Prasanna R Kolatkar

Prasanna R Kolatkar

Hamad bin Khalifa University, Qatar

Title: Integrated methods enable re-engineering of transcription factors allowing cell fate modification


Prasanna Kolatkar completed his PhD at the University of Texas at Austin in 1991 in the Department Chemistry and Biochemistry and post-doctoral studies in the laboratory of Michael Rossmann at Purdue University where he received a Jane Coffin Childs Memorial Fund fellowship. Upon moving to Singapore in 1997, he worked at the Bioinformatics Center and Institute of Molecular and Cell Biology in Singapore before joining the Genome Institute of Singapore in 2001. Subsequently he joined QBRI in 2013. Recently his work has focused on re-engineering of stem cell function through directed mutagenesis of key residues involved in protein-protein interactions.

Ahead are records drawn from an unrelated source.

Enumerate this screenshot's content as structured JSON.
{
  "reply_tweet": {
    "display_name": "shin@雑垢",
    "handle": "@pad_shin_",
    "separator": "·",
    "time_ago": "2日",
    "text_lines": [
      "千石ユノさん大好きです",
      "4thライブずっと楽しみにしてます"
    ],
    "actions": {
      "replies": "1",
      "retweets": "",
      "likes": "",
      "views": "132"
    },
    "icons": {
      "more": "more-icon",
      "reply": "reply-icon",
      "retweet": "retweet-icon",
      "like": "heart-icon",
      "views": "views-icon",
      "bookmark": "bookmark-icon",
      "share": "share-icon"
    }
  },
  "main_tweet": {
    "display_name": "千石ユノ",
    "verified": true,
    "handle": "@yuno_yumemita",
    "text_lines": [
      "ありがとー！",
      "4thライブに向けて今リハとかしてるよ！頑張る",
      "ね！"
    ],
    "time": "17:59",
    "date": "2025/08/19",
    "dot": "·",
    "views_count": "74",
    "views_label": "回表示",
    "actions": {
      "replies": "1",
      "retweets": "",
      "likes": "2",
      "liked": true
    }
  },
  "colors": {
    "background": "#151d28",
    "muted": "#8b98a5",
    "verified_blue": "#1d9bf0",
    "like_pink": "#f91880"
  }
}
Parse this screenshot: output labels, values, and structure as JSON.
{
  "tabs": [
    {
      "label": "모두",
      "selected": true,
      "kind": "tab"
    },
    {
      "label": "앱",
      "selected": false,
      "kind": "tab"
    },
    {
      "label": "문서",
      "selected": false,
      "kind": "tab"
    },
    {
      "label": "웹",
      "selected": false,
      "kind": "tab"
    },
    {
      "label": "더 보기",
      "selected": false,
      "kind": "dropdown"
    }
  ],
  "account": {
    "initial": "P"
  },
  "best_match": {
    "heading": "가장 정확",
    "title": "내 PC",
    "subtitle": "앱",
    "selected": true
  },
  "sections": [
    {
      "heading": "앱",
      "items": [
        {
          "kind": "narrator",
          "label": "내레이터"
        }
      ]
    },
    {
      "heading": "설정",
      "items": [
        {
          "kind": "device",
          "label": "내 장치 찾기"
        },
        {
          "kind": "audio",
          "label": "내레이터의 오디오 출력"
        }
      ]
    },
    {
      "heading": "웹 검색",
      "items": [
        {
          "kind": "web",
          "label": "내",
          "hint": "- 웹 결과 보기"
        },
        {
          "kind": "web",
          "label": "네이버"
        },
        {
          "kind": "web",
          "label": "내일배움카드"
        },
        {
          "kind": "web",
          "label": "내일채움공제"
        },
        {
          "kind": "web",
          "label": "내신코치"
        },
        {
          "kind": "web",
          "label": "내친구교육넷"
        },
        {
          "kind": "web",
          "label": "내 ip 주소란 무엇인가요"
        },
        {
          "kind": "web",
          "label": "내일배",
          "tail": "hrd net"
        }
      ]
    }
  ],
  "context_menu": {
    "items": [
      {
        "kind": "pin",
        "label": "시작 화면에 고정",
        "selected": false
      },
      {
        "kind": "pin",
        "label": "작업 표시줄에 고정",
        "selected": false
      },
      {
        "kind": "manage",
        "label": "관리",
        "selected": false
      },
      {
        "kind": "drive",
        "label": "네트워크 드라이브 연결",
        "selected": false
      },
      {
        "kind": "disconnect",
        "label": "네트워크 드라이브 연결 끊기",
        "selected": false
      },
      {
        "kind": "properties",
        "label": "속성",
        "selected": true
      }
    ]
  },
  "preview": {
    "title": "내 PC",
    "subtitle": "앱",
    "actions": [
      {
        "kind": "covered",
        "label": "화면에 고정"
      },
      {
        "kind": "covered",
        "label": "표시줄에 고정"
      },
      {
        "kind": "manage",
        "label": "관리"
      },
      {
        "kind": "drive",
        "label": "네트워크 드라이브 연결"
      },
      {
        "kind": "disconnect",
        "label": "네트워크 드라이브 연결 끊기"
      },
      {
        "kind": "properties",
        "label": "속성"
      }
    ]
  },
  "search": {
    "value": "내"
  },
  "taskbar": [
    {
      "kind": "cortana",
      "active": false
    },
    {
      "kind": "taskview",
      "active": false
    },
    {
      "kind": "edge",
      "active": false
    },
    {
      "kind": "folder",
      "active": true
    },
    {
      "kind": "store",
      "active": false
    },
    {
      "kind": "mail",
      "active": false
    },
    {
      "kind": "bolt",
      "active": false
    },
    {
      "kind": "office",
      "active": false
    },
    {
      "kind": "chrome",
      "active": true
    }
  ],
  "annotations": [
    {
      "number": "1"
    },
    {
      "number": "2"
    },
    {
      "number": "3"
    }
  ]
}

Transcription factors (TFs) are key players in early cell development which direct cells towards specific fates. The Sox family of TFs is composed of 20 members which are responsible for directing a wide variety of fates. The ability of highly similar TFs to carry out such distinct outcomes had been a conundrum to date. We have studied several Sox-DNA (HMG domain) structures in my laboratory which all display essentially similar structures. The Sox binding motif is only 6-8 bp long and this once again raises the question as to how specificity can be achieved. We discovered that a critical Sox17 residue involved in protein interaction with its partner Oct4 (POU domain) helps to install specificity of binding to its cognate DNA and consequently give rise to endoderm. Subsequently we were able to re-engineer Sox17 through a single residue mutant and convert it into a potent pluripotent TF by substituting Sox2 in the standard induced pluripotent stem cell cocktail composed of 4 TFs. Next we also studied the genomic profiles of native and mutant Sox TFs through a battery of ChIP-seq experiments to validate the in-vitro results. The integrated application of structural and genomic methods have allowed us to analyze and understand how highly similar TFs can partner each other through key interaction points which give rise to highly specific outcomes. TF function can be altered through modified TF forms as well as novel ligands which could have applications in disease and therapy.